Floyd occasionally worked with Blind Boy Fuller in the ‘30s, which may have led to his first recording sessions.

In late January 1937 ACR Records scout John Baxter Long heard him, playing alone on a street in Chapel Hill.

It was Long who had first brought Fuller to NYC to record in July 1935.

Long invited Floyd to join Fuller on his third trip to New York. Floyd agreed, and a week later the three travelled to the city.

Accounts leave it uncertain as to whether Floyd was intended to be a solo or backing musician, but his recorded legacy seems to suggest the latter.

During his second visit to New York in December, Floyd was used as a second guitar only.

His solo tracks were later issued under the name ‘Blind Boy Fuller’s buddy’.

Floyd was also promoted as ‘Dipper Boy Council’, and ‘The Devil’s Daddy-in-Law’; these were probably the invention of record companies, not genuine nicknames.

In a 1969 interview, Floyd recalled having recorded twenty-seven titles.

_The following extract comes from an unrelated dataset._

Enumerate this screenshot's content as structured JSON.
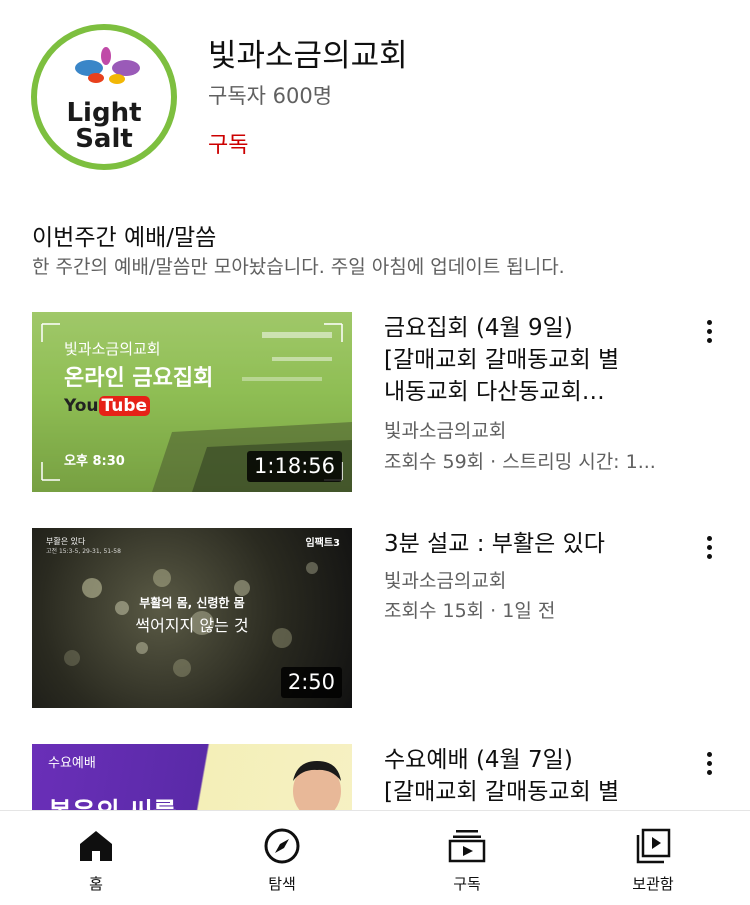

The documented tracks are: six as a soloist; seven backing Fuller; two, unissued, from December 1937, featuring blues harmonica legend Sonny Terry; and three, again unissued, from late in his career with another harp player.

Floyd performed around Chapel Hill through the ‘40s and ‘50s, both with Thomas Strowd and on his own; playing at country clubs, the Elks home and on local radio, where he is said to have often sung non-blues material.

Floyd slowed and eventually stopped playing, owing to an unspecified illness dating from 1963.

In the late ‘60s, a stroke partially paralysed his throat muscles and slowed his motor skills.

These debilitating handicaps aside, he said to have been quite sharp mentally.

Floyd moved to Sanford, North Carolina, where he died in June 1976.

His final recordings, made in August 1970, did not, apparently, merit release.

Older musicians in Orange County NC none the less remember Floyd as one of the area’s best guitarists.

The curious Pink Floyd fan that seeks out the recordings of these men will find gritty Negro blues, which – while not relevant to rock and roll – is unfamiliar to most modern music fans.

Lest we forget, however, the likes of John Mayall, Eric Clapton, the Rolling Stones and Syd Barrett cherished this music, and it is an important root of modern rock.

I can find no evidence that Pink and Floyd ever recorded together, met, or even heard of each other.

Nor does it appear they ever shared the same vinyl, such as a compilation.

I conclude that the pairing of these names was totally random.